Adequate concentrations of bile acid must be present within the jejunal lumen for effective micellar solubilization and lipolysis by pancreatic lipase, a preliminary to esterification and uptake. Such adequate concentrations of bile acids are maintained by the constant reutilization of a relatively small pool of bile acid. In the liver, about 0.6 g of new bile acid is produced daily from cholesterol. This is added to the total bile acid pool of 3.0 g, which cycles 6 to 10 times daily from passive absorption in the jejunum and active absorption in the ileum. Approximately 96% of the bile acid is absorbed through these mechanisms with each cycle; the remainder is lost in the stool. Bile acids return to the liver via the portal vein and are excreted once more. This recirculation of bile acid between the intestine and the liver is called the enterohepatic circulation.

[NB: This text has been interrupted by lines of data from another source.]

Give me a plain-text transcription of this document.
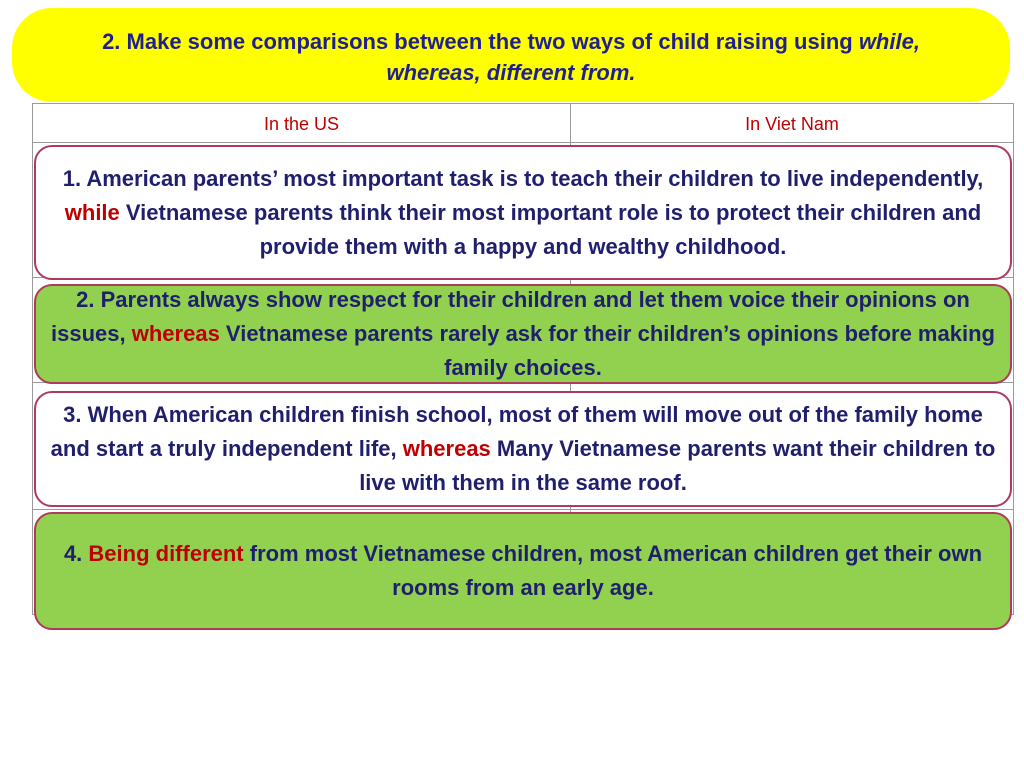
2. Make some comparisons between the two ways of child raising using while, whereas, different from.
In the US	In Viet Nam
1. American parents’ most important task is to teach their children to live independently, while Vietnamese parents think their most important role is to protect their children and provide them with a happy and wealthy childhood.
2. Parents always show respect for their children and let them voice their opinions on issues, whereas Vietnamese parents rarely ask for their children’s opinions before making family choices.
3. When American children finish school, most of them will move out of the family home and start a truly independent life, whereas Many Vietnamese parents want their children to live with them in the same roof.
4. Being different from most Vietnamese children, most American children get their own rooms from an early age.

The principal role of the bile salt micelle is to facilitate lipid absorption by maintaining the lipid in a water-soluble form, overcoming the resistance of the unstirred water layer and maintaining a high concentration of a local source of fatty acid and cholesterol, which leave the micelle and enter the mucosal cell.

The lipid-containing bile acid micelle is now ready for mucosal uptake. Two important events occur within the mucosal cell: re-esterification and chylomicron formation. The fatty acids are first reattached to the monoglycerides through re-esterification, and the resultant triglyceride is then combined with small amounts of cholesterol and coated with phospholipids and proteins to form a specific class of lipoproteins known as chylomicrons. The chylomicrons are then released from the basal portion of the columnar epithelial cell and find their way into the central lacteal of the intestinal villus. From there, chylomicrons travel in lymph up the thoracic duct and eventually reach the general circulation. Chylomicrons are then transported in the blood to the sites of disposal and utilization in the periphery (e.g., liver, muscle and adipose tissue).

From these physiological considerations, malabsorption of fat due to impaired lipolysis or micellar solubilization would be expected to occur in the following circumstances: (1) rapid gastric emptying and improper mixing - e.g., following vagotomy or postgastrectomy; (2) altered duodenal pH - e.g., the Zollinger-Ellison syndrome, where excessive duodenal acidification inhibits the action of lipase; (3) pancreatic insufficiency; (4) cholestasis - e.g., biliary obstruction, liver disease; and (5) an interrupted enterohepatic circulation - e.g., ileal disease or loss, and bile salt deconjugation due to the bacterial overgrowth syndrome.

Fat malabsorption due to impaired mucosal uptake, assembly or delivery would be expected to occur following (1) generalized impaired enterocyte function - e.g., celiac disease, Whipple's disease; (2) failure of the packaging process - e.g., abetalipoproteinemia, which represents a genetic defect of lipoprotein B synthesis with consequent impairment of chylomicron formation; (3) disorders of lymphatics - e.g., intestinal lymphangiectasia, retroperitoneal fibrosis or lymphoma; and (4) loss of mucosal surface area - e.g., the short bowel syndrome.